The Java Garbage Collector

Another important consideration is systems architecture. Well designed systems can effectively address memory management issues. Good design considers long lived objects that need to be released from memory. Moreover, design errors stem from the failure to account for all the references to an object in the system. Consequently, a small fault in the algorithm to manage the objects would be magnified.

In summary, Java provides a structure for memory management that helps ensure superior performance. This can reduce the number of programming hours and dramatically shorten delivery time for complex software systems.

Innovation for Competitive Advantage

One of the challenges of applications development is to utilise existing code in environments where proprietary trading solutions incorporate complex rules and business logic. In programming, methods exist that do not need to be rewritten. Object-oriented languages use "polymorphism" to achieve code re-use by allowing objects of different types to respond differently to identical method calls. For example, objects share a common interface with their parent class but may have a very different implementation.

Extending polymorphism to multiple types is different in C++ than Java because in C++ developers must contend with multiple inheritance or templates both of which present additional complexities. If two functions look identical (to the application) which one takes precedence? Rules that decide precedence in C++ can be ambiguous. It's difficult to determine which parent method would be called. This can lead to confusion in code maintenance particularly among a large team working in concert to develop a complex system.

On the other hand, Java provides "interfaces" which provide a programmer with a simple means to treat an object as two unrelated classes. This allows methods to share resources in the application, dramatically simplifying the on-going tasks of code maintenance and system versioning - an enormous cost and time saver in complex development projects.

"Quants are constantly rewriting algorithms to
accommodate new trading strategies"

A practical example of how efficient code re-use can impact the adaptability of an organisation to changing business conditions is to view the relationship between the programming staff and the "quants." Quants are primarily responsible for re-engineering algorithms, the intellectual property which distinguishes their products and services in the marketplace. In large portfolios, a significant number of correlations must be run to assess risk before trading strategies are put in place. "Quants" are constantly rewriting algorithms to accommodate new trading strategies. Risk management solutions that draw data from disparate sources throughout the enterprise require a cohesive framework for compute intensive applications. Systems written in Java can be easily modified with high quality. Adjustments to algorithmic modelling strategies such as VWAP, TWAP, stat arb, implied trading and other innovative models, can be accomplished in short time.

Quality and Reliability You Can Depend On

In one sense, Java is a platform, more so than a language. In the past decade, it has evolved into a broad development environment with robust tools and utilities that allow developers and architects to build new systems that ensure maximum uptime and scalability in multiple environments. Fast, portable and bullet-proof applications written in Java are superior to other languages that are orders of magnitude more complex and error prone.

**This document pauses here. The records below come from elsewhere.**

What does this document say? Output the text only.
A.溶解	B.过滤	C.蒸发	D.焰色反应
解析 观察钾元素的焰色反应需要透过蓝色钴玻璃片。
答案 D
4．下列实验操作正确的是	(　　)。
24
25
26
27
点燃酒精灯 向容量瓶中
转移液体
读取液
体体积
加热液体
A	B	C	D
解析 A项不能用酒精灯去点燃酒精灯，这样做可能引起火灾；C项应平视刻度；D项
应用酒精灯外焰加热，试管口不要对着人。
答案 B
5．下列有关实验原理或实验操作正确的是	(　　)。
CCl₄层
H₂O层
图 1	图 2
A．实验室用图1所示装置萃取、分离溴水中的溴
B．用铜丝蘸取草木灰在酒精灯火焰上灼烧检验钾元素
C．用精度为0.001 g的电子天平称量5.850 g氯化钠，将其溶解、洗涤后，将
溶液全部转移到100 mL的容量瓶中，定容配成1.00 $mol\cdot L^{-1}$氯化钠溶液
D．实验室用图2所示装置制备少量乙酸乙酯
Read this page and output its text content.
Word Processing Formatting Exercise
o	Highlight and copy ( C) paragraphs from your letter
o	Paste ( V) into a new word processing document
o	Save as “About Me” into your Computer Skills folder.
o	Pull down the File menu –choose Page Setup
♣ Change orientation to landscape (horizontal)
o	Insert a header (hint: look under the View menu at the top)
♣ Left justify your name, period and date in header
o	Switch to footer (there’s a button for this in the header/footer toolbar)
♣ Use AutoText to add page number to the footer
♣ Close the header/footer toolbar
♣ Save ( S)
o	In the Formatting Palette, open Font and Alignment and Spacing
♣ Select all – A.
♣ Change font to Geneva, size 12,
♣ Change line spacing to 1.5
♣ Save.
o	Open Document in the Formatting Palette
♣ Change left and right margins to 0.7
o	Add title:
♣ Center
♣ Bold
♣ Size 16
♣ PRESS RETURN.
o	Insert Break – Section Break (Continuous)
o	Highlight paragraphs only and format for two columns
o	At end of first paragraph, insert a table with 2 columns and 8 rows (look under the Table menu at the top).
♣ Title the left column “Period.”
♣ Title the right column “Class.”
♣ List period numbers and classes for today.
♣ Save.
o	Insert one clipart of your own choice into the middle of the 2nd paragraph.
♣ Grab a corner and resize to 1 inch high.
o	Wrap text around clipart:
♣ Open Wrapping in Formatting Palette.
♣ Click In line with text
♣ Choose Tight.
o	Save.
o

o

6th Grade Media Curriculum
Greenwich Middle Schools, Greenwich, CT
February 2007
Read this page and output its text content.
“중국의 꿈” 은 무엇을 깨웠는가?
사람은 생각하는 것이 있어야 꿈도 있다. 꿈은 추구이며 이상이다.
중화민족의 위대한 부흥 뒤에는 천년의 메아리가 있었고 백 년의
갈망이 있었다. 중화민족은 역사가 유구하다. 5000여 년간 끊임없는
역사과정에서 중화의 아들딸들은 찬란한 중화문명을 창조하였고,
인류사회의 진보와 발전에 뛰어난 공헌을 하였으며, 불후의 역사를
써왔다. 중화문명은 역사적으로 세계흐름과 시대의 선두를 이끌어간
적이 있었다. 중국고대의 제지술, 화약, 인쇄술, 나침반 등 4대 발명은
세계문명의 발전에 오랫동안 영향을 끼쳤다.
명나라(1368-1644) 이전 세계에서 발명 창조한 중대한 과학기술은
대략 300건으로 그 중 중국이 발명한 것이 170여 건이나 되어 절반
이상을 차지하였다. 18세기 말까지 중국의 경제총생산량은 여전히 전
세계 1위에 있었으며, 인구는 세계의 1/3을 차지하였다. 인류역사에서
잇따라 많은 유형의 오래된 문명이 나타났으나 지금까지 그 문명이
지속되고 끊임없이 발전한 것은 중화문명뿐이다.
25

The delivery of custom trading applications is more about using what makes sense. The Java platform provides state of the art tools for developing, debugging and deploying a high performance system. It offers a means to manage memory that does not solely rely on the programmer. It has simple and effective ways of implementing object-oriented designs that allow for a team of programmers to implement a system that is easily adapted to ever changing business conditions.

In these situations where automated trading systems are the lifeblood of an organisation, Java enables enormous programming efficiencies that result in superior performance, availability and time-to-market.